Doch sein Vater will dieses Bild nicht so stehen lassen. Es gibt offene Fragen auf den 18000 Seiten der Akte Lubitz, das räumen sogar Anwälte der Opfer ein. Deshalb hat er jetzt Journalisten aus der ganzen Welt zu einer Pressekonferenz ins Maritim-Hotel in Berlin eingeladen. Es geht um die Deutungshoheit über einen der spektakulärsten Abstürze der deutschen Luftfahrt. Um die Frage, ob es sich um einen erweiterten Suizid des Co-Piloten oder um einen Unfall handelte, wie Günter Lubitz jetzt mit Hilfe des Luftfahrtexperten Tim van Beveren nachzuweisen versucht.

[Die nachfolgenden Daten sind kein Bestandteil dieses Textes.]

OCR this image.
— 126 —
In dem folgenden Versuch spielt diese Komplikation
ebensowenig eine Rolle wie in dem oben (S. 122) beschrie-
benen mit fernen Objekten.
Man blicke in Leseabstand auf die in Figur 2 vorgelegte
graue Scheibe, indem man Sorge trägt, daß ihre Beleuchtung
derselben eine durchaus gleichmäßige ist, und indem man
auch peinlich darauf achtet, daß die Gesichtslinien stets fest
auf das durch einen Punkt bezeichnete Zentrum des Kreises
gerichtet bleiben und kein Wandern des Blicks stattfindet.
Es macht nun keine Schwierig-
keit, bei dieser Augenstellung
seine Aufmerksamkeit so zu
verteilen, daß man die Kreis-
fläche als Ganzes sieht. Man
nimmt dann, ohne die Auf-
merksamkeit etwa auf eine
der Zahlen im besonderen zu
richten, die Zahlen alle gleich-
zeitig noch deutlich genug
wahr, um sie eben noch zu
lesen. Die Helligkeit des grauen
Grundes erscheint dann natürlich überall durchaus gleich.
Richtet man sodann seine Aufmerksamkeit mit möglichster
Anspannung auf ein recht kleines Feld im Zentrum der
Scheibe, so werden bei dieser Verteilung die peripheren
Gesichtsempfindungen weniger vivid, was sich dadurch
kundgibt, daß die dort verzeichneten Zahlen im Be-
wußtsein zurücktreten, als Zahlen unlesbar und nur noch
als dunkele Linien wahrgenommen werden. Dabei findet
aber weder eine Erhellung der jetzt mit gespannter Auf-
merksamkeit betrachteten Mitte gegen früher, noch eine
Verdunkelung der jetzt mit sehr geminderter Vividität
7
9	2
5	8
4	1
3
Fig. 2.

Im westfälischen Haltern läuten am selben Tag die Totenglocken. Die Teilnehmer einer Gedenkfeier des Joseph-König-Gymnasiums legen fünf Schweigeminuten für die 16 Schüler und zwei Lehrer ein, die bei dem Absturz ums Leben kamen. Sie waren am 24. März 2015 auf dem Rückflug von einem Schüleraustausch in Spanien. Auch im französischen Le Vernet wird der Toten gedacht. Die GermanwingsMuttergesellschaft Lufthansa hat dafür ein Treffen der Angehörigen in der Nähe der Absturzstelle organisiert.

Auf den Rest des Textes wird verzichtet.